Since 2005, under the Australia-United States Free Trade Agreement (AUSFTA), qualified Australians have access to a dedicated visa that is both easier and less expensive to obtain than the alternative H-1B work visa. Each year 10,500 E-3 visas are reserved exclusively for Australian nationals. Unlike H-1B visas, spouses of E-3 visa holders are also able to work in the United States. 

The E-3 program allows employers to temporarily employ foreign workers from Australia in the U.S. on a non-immigrant basis in specialty occupations. Current laws limit the annual number of qualifying foreign workers who may be issued an E-3 visa to 10,500 Australian nationals seeking temporary work in specialty occupations. For information regarding the E-3 cap, E-3 cap qualifications and E-3 petitions, see the USCIS website, the Department of Labor website, and Consular sections of the Department of State website for Australia.

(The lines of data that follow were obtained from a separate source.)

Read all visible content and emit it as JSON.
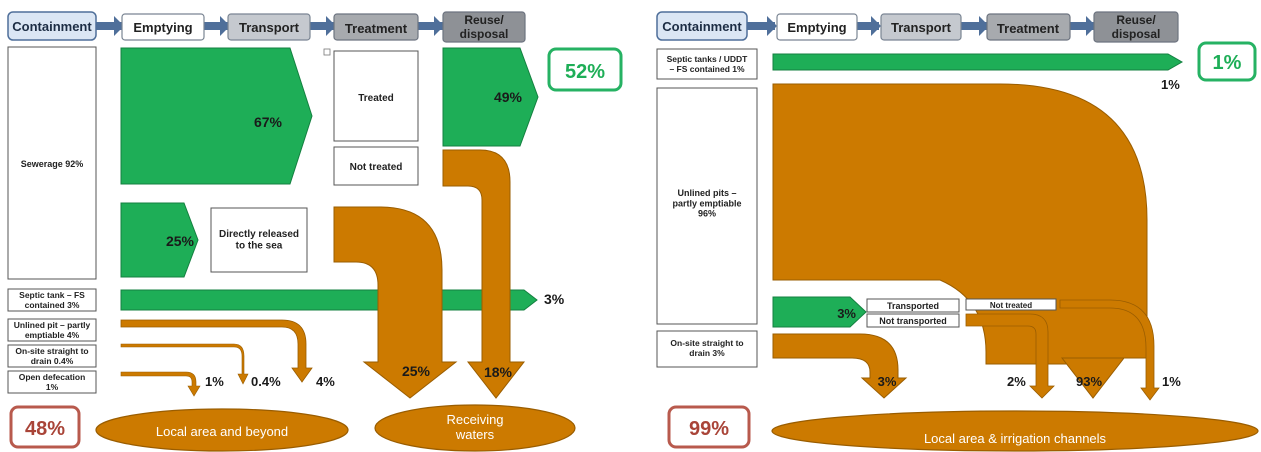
{
  "colors": {
    "green": "#1eae57",
    "green_dark": "#148040",
    "orange": "#cc7a00",
    "orange_dark": "#9a5d00",
    "stage_light": "#dbe6f4",
    "stage_mid": "#c5c9cf",
    "stage_dark": "#a7aaae",
    "stage_arrow": "#4f6f9a",
    "safe_outline": "#26b263",
    "unsafe_outline": "#b85a4d",
    "unsafe_text": "#a94438"
  },
  "left": {
    "stages": [
      "Containment",
      "Emptying",
      "Transport",
      "Treatment",
      "Reuse/\ndisposal"
    ],
    "containment": {
      "sewerage": "Sewerage 92%",
      "septic": "Septic tank – FS\ncontained 3%",
      "unlined": "Unlined pit – partly\nemptiable 4%",
      "onsite": "On-site straight to\ndrain 0.4%",
      "open": "Open defecation\n1%"
    },
    "labels": {
      "p67": "67%",
      "treated": "Treated",
      "not_treated": "Not treated",
      "p49": "49%",
      "p25a": "25%",
      "released": "Directly released\nto the sea",
      "p3": "3%",
      "p1": "1%",
      "p04": "0.4%",
      "p4": "4%",
      "p25b": "25%",
      "p18": "18%"
    },
    "safe": "52%",
    "unsafe": "48%",
    "dest1": "Local area and beyond",
    "dest2": "Receiving\nwaters"
  },
  "right": {
    "stages": [
      "Containment",
      "Emptying",
      "Transport",
      "Treatment",
      "Reuse/\ndisposal"
    ],
    "containment": {
      "septic": "Septic tanks / UDDT\n– FS contained 1%",
      "unlined": "Unlined pits –\npartly emptiable\n96%",
      "onsite": "On-site straight to\ndrain 3%"
    },
    "labels": {
      "p1a": "1%",
      "p3a": "3%",
      "transported": "Transported",
      "not_transported": "Not transported",
      "not_treated": "Not treated",
      "p3b": "3%",
      "p2": "2%",
      "p93": "93%",
      "p1b": "1%"
    },
    "safe": "1%",
    "unsafe": "99%",
    "dest": "Local area & irrigation channels"
  }
}
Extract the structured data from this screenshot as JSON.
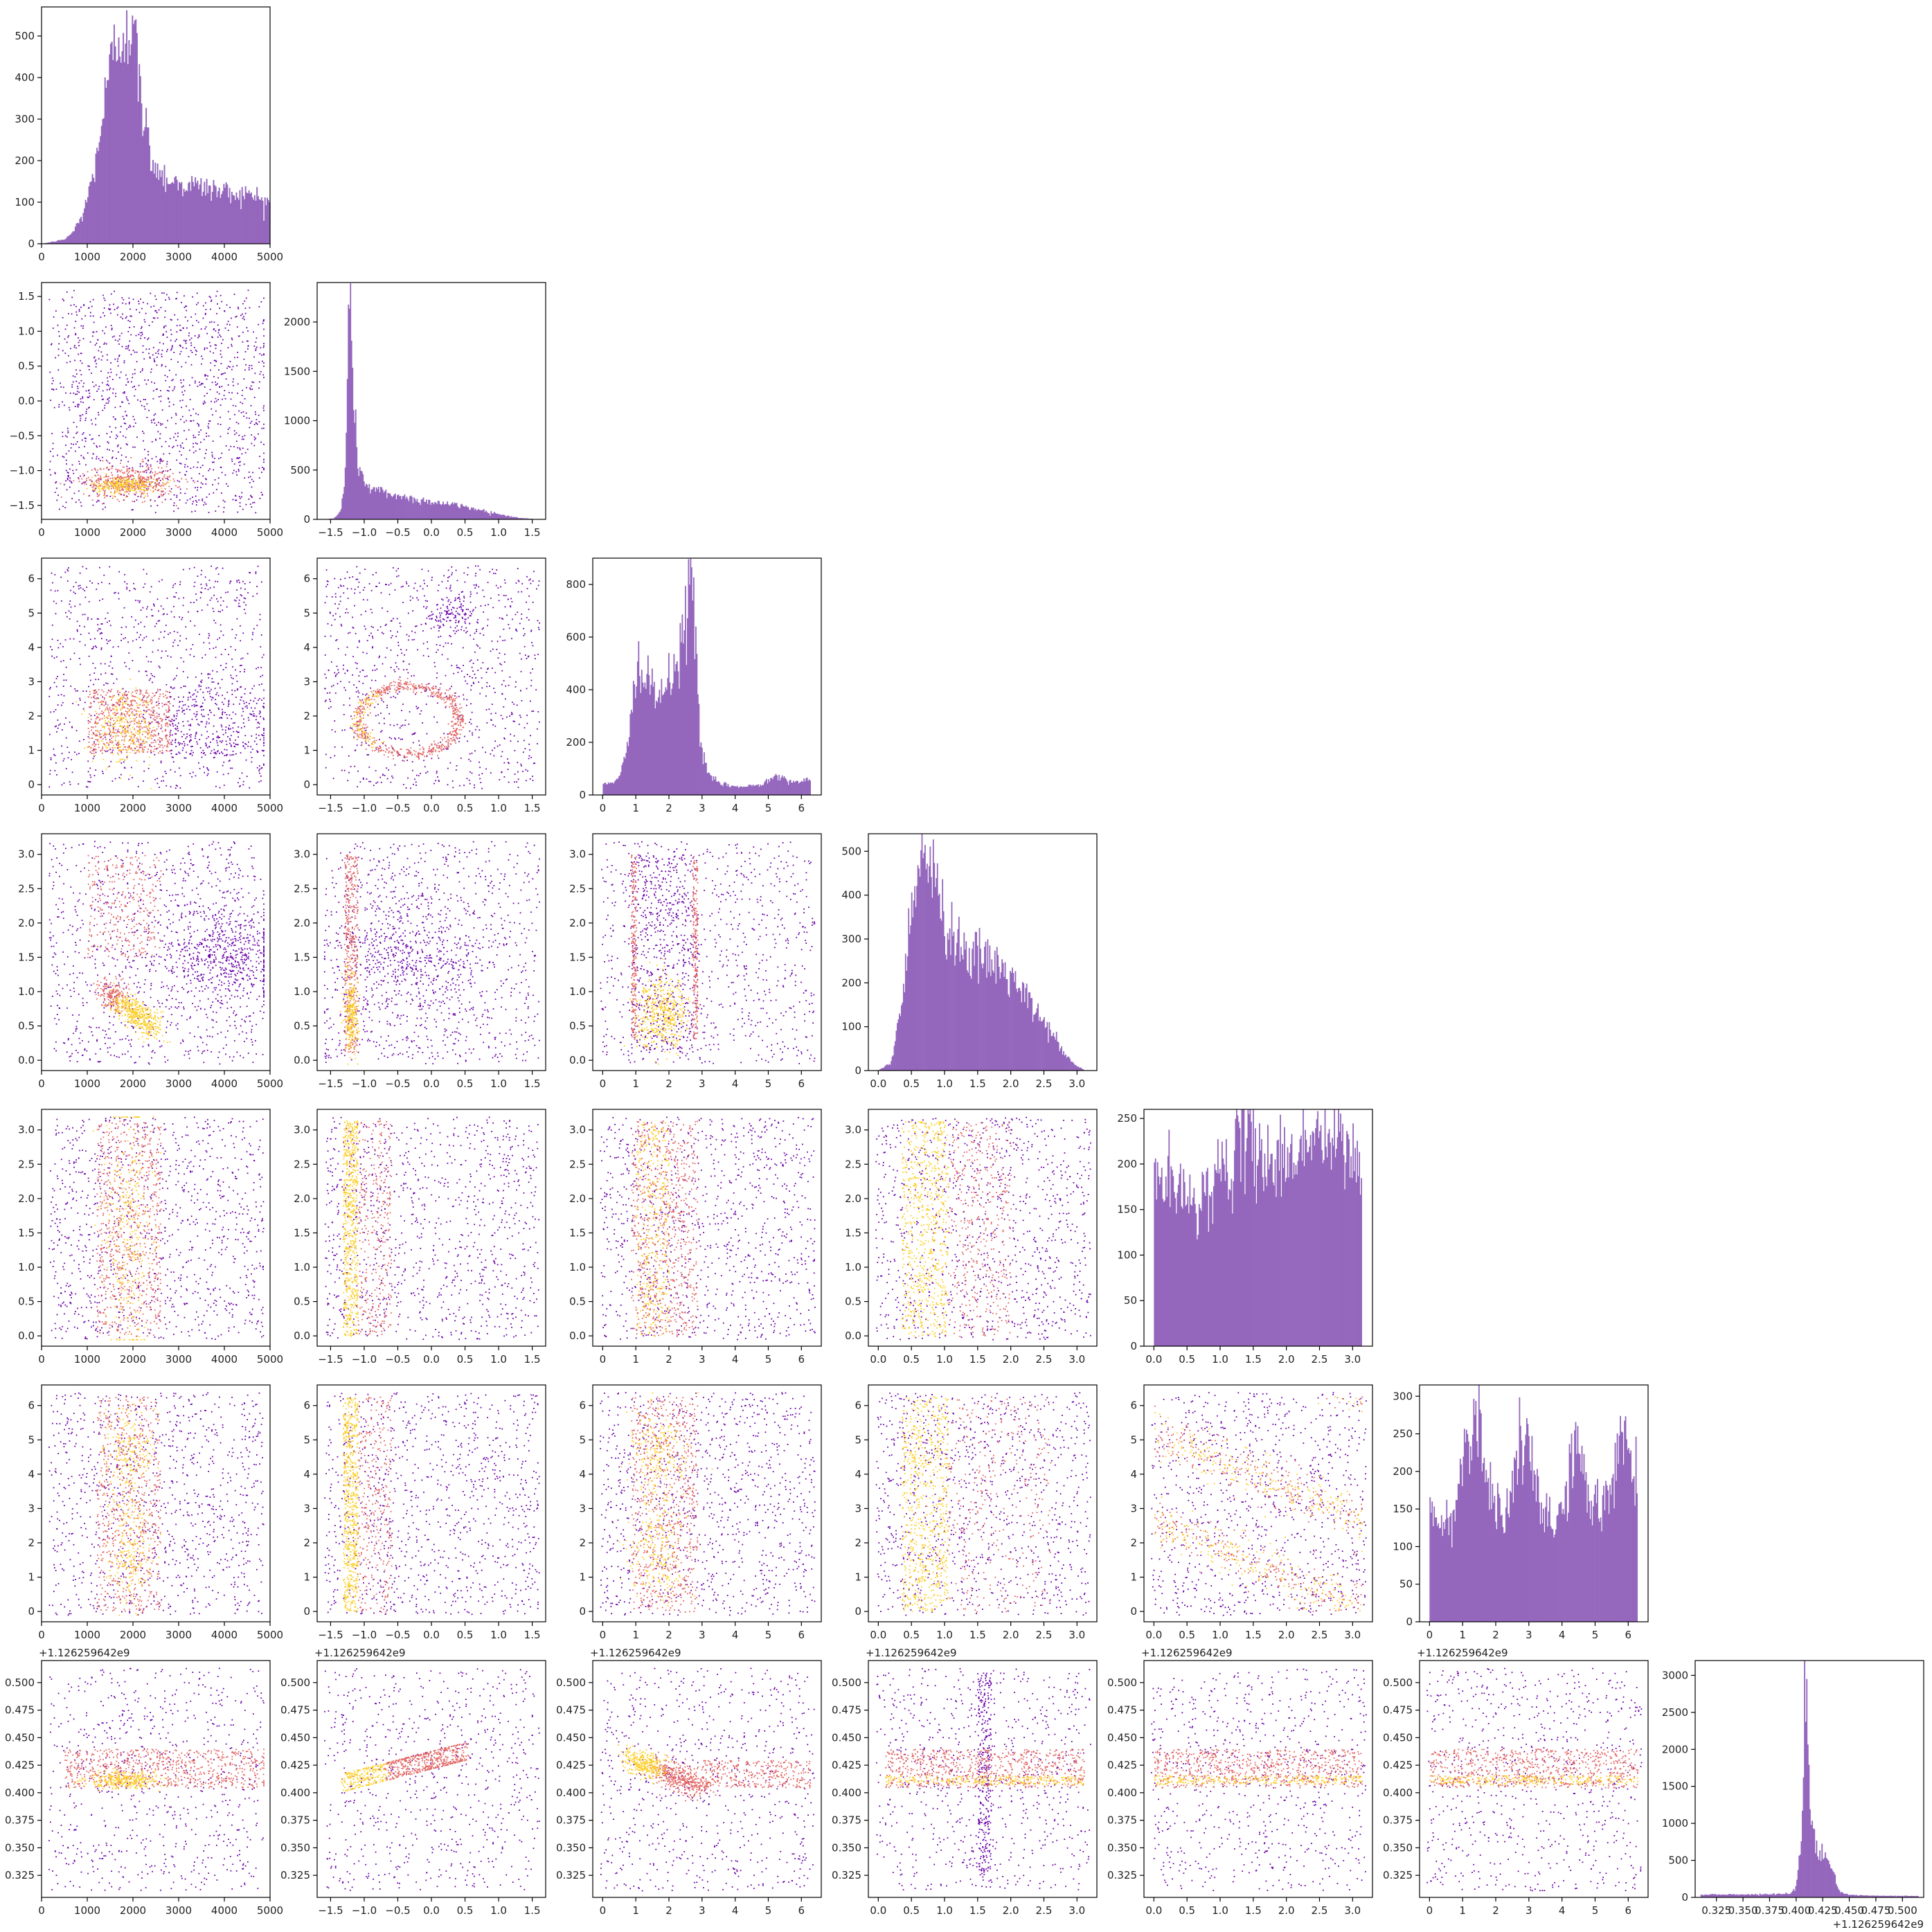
{
  "figure": {
    "type": "corner-plot"
  },
  "colors": {
    "histogram": "#9467bd",
    "density_low": "#6a00a8",
    "density_mid": "#e16462",
    "density_high": "#fcce25"
  },
  "chart_data": {
    "type": "corner",
    "histogram_bins": 200,
    "parameters": [
      {
        "index": 0,
        "range": [
          0,
          5000
        ],
        "ticks": [
          0,
          1000,
          2000,
          3000,
          4000,
          5000
        ],
        "tick_labels": [
          "0",
          "1000",
          "2000",
          "3000",
          "4000",
          "5000"
        ],
        "offset_label": ""
      },
      {
        "index": 1,
        "range": [
          -1.7,
          1.7
        ],
        "ticks": [
          -1.5,
          -1.0,
          -0.5,
          0.0,
          0.5,
          1.0,
          1.5
        ],
        "tick_labels": [
          "−1.5",
          "−1.0",
          "−0.5",
          "0.0",
          "0.5",
          "1.0",
          "1.5"
        ],
        "offset_label": ""
      },
      {
        "index": 2,
        "range": [
          -0.3,
          6.6
        ],
        "ticks": [
          0,
          1,
          2,
          3,
          4,
          5,
          6
        ],
        "tick_labels": [
          "0",
          "1",
          "2",
          "3",
          "4",
          "5",
          "6"
        ],
        "offset_label": ""
      },
      {
        "index": 3,
        "range": [
          -0.15,
          3.3
        ],
        "ticks": [
          0.0,
          0.5,
          1.0,
          1.5,
          2.0,
          2.5,
          3.0
        ],
        "tick_labels": [
          "0.0",
          "0.5",
          "1.0",
          "1.5",
          "2.0",
          "2.5",
          "3.0"
        ],
        "offset_label": ""
      },
      {
        "index": 4,
        "range": [
          -0.15,
          3.3
        ],
        "ticks": [
          0.0,
          0.5,
          1.0,
          1.5,
          2.0,
          2.5,
          3.0
        ],
        "tick_labels": [
          "0.0",
          "0.5",
          "1.0",
          "1.5",
          "2.0",
          "2.5",
          "3.0"
        ],
        "offset_label": ""
      },
      {
        "index": 5,
        "range": [
          -0.3,
          6.6
        ],
        "ticks": [
          0,
          1,
          2,
          3,
          4,
          5,
          6
        ],
        "tick_labels": [
          "0",
          "1",
          "2",
          "3",
          "4",
          "5",
          "6"
        ],
        "offset_label": ""
      },
      {
        "index": 6,
        "range": [
          0.305,
          0.52
        ],
        "ticks": [
          0.325,
          0.35,
          0.375,
          0.4,
          0.425,
          0.45,
          0.475,
          0.5
        ],
        "tick_labels": [
          "0.325",
          "0.350",
          "0.375",
          "0.400",
          "0.425",
          "0.450",
          "0.475",
          "0.500"
        ],
        "offset_label": "+1.126259642e9"
      }
    ],
    "histograms": [
      {
        "parameter": 0,
        "ylim": [
          0,
          570
        ],
        "yticks": [
          0,
          100,
          200,
          300,
          400,
          500
        ],
        "x": [
          0,
          500,
          700,
          900,
          1100,
          1300,
          1500,
          1700,
          1850,
          1950,
          2050,
          2200,
          2400,
          2600,
          2800,
          3000,
          3300,
          3600,
          4000,
          4400,
          4800,
          5000
        ],
        "counts": [
          0,
          10,
          30,
          70,
          150,
          280,
          420,
          500,
          540,
          530,
          470,
          320,
          210,
          170,
          155,
          145,
          140,
          135,
          125,
          120,
          110,
          100
        ]
      },
      {
        "parameter": 1,
        "ylim": [
          0,
          2400
        ],
        "yticks": [
          0,
          500,
          1000,
          1500,
          2000
        ],
        "x": [
          -1.6,
          -1.45,
          -1.35,
          -1.28,
          -1.24,
          -1.2,
          -1.15,
          -1.1,
          -1.0,
          -0.9,
          -0.7,
          -0.5,
          -0.3,
          -0.1,
          0.1,
          0.3,
          0.5,
          0.7,
          0.9,
          1.1,
          1.3,
          1.5
        ],
        "counts": [
          0,
          10,
          80,
          500,
          1800,
          2250,
          1100,
          600,
          380,
          310,
          270,
          240,
          210,
          190,
          170,
          150,
          130,
          100,
          70,
          40,
          15,
          5
        ]
      },
      {
        "parameter": 2,
        "ylim": [
          0,
          900
        ],
        "yticks": [
          0,
          200,
          400,
          600,
          800
        ],
        "x": [
          0,
          0.5,
          0.8,
          0.95,
          1.1,
          1.3,
          1.6,
          1.9,
          2.2,
          2.45,
          2.6,
          2.7,
          2.8,
          2.95,
          3.2,
          3.6,
          4.2,
          4.8,
          5.2,
          5.6,
          6.0,
          6.28
        ],
        "counts": [
          40,
          60,
          200,
          520,
          480,
          420,
          380,
          400,
          470,
          600,
          800,
          860,
          600,
          200,
          70,
          40,
          30,
          40,
          80,
          55,
          50,
          55
        ]
      },
      {
        "parameter": 3,
        "ylim": [
          0,
          540
        ],
        "yticks": [
          0,
          100,
          200,
          300,
          400,
          500
        ],
        "x": [
          0,
          0.2,
          0.35,
          0.5,
          0.6,
          0.65,
          0.75,
          0.9,
          1.05,
          1.2,
          1.4,
          1.6,
          1.8,
          2.0,
          2.2,
          2.4,
          2.6,
          2.8,
          2.95,
          3.1
        ],
        "counts": [
          0,
          20,
          150,
          380,
          480,
          520,
          470,
          400,
          330,
          300,
          260,
          250,
          240,
          210,
          170,
          130,
          90,
          40,
          15,
          2
        ]
      },
      {
        "parameter": 4,
        "ylim": [
          0,
          260
        ],
        "yticks": [
          0,
          50,
          100,
          150,
          200,
          250
        ],
        "x": [
          0,
          0.2,
          0.4,
          0.6,
          0.8,
          1.0,
          1.2,
          1.4,
          1.6,
          1.8,
          2.0,
          2.2,
          2.4,
          2.6,
          2.8,
          3.0,
          3.14
        ],
        "counts": [
          190,
          180,
          165,
          160,
          170,
          190,
          210,
          225,
          215,
          200,
          205,
          220,
          230,
          225,
          220,
          210,
          200
        ]
      },
      {
        "parameter": 5,
        "ylim": [
          0,
          315
        ],
        "yticks": [
          0,
          50,
          100,
          150,
          200,
          250,
          300
        ],
        "x": [
          0,
          0.4,
          0.8,
          1.2,
          1.4,
          1.8,
          2.2,
          2.6,
          2.9,
          3.3,
          3.7,
          4.1,
          4.4,
          4.8,
          5.2,
          5.6,
          5.9,
          6.28
        ],
        "counts": [
          150,
          120,
          160,
          260,
          290,
          180,
          140,
          200,
          250,
          150,
          130,
          160,
          250,
          160,
          150,
          200,
          260,
          170
        ]
      },
      {
        "parameter": 6,
        "ylim": [
          0,
          3200
        ],
        "yticks": [
          0,
          500,
          1000,
          1500,
          2000,
          2500,
          3000
        ],
        "x": [
          0.31,
          0.36,
          0.395,
          0.4,
          0.405,
          0.408,
          0.41,
          0.412,
          0.415,
          0.42,
          0.425,
          0.428,
          0.432,
          0.436,
          0.44,
          0.445,
          0.45,
          0.48,
          0.515
        ],
        "counts": [
          40,
          40,
          50,
          150,
          800,
          3000,
          2500,
          1500,
          900,
          700,
          600,
          550,
          450,
          300,
          100,
          50,
          30,
          20,
          20
        ]
      }
    ],
    "scatter_panels": [
      {
        "x_param": 0,
        "y_param": 1,
        "density": "dense cluster at x 1000–2600, y ≈ −1.2"
      },
      {
        "x_param": 0,
        "y_param": 2,
        "density": "dense band y 0.9–2.8 for x 1000–2800"
      },
      {
        "x_param": 1,
        "y_param": 2,
        "density": "ring centred near (−0.6, 1.9)"
      },
      {
        "x_param": 0,
        "y_param": 3,
        "density": "dense arc from (1500, 0.9) to (2500, 0.5)"
      },
      {
        "x_param": 1,
        "y_param": 3,
        "density": "dense strip at x ≈ −1.2"
      },
      {
        "x_param": 2,
        "y_param": 3,
        "density": "dense block x 0.9–2.8, y 0.3–1.0"
      },
      {
        "x_param": 0,
        "y_param": 4,
        "density": "vertical band x 1200–2600"
      },
      {
        "x_param": 1,
        "y_param": 4,
        "density": "vertical band x ≈ −1.2"
      },
      {
        "x_param": 2,
        "y_param": 4,
        "density": "vertical band x 0.9–2.8"
      },
      {
        "x_param": 3,
        "y_param": 4,
        "density": "vertical band x 0.4–1.0"
      },
      {
        "x_param": 0,
        "y_param": 5,
        "density": "vertical band x 1200–2600"
      },
      {
        "x_param": 1,
        "y_param": 5,
        "density": "vertical band x ≈ −1.2"
      },
      {
        "x_param": 2,
        "y_param": 5,
        "density": "vertical band x 0.9–2.8"
      },
      {
        "x_param": 3,
        "y_param": 5,
        "density": "vertical band x 0.4–1.0 with holes near x 1.6"
      },
      {
        "x_param": 4,
        "y_param": 5,
        "density": "diagonal bands with negative slope"
      },
      {
        "x_param": 0,
        "y_param": 6,
        "density": "horizontal band y 0.405–0.44"
      },
      {
        "x_param": 1,
        "y_param": 6,
        "density": "tilted ellipse from (−1.3, 0.41) to (0.5, 0.44)"
      },
      {
        "x_param": 2,
        "y_param": 6,
        "density": "curved band from (0.8, 0.43) to (3, 0.405)"
      },
      {
        "x_param": 3,
        "y_param": 6,
        "density": "horizontal band y 0.405–0.44, vertical spread at x 1.6"
      },
      {
        "x_param": 4,
        "y_param": 6,
        "density": "horizontal band y 0.405–0.44"
      },
      {
        "x_param": 5,
        "y_param": 6,
        "density": "horizontal band y 0.405–0.44"
      }
    ]
  }
}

Q: What is an E-3 specialty occupation ?
A: A "specialty occupation" requires: 
  • A theoretical and practical application of a body of specialized knowledge, and 
  • The attainment of a bachelor's or higher degree in the specific specialty (or its equivalent) as a minimum for entry into the occupation in the United States. 
Determination of a "specialty occupation" follows the definition contained at INA 214 (i)(1) for H-1B non-immigrants and applicable standards and criteria set by the Department of Homeland Security (DHS) and U.S. Citizenship and Immigration Services. 

Q: Does the Employer of the E-3 visa applicant need to do anything ?
A: The employer prepare, file, and obtain approval of a Labor Condition Application (LCA), ETA Form 9035, from the Department of Labor. 

Q: What does the Employee need to do?
A: After obtaining the LCA, the employer files a Petition with USCIS for the employee as a non-immigrant worker.
    After approval of the petition, the employee must start non-immigrant "consular processing" visa application at the US Deptartment of State. It may also be possible to file for a change of status if the employee is already in the U.S.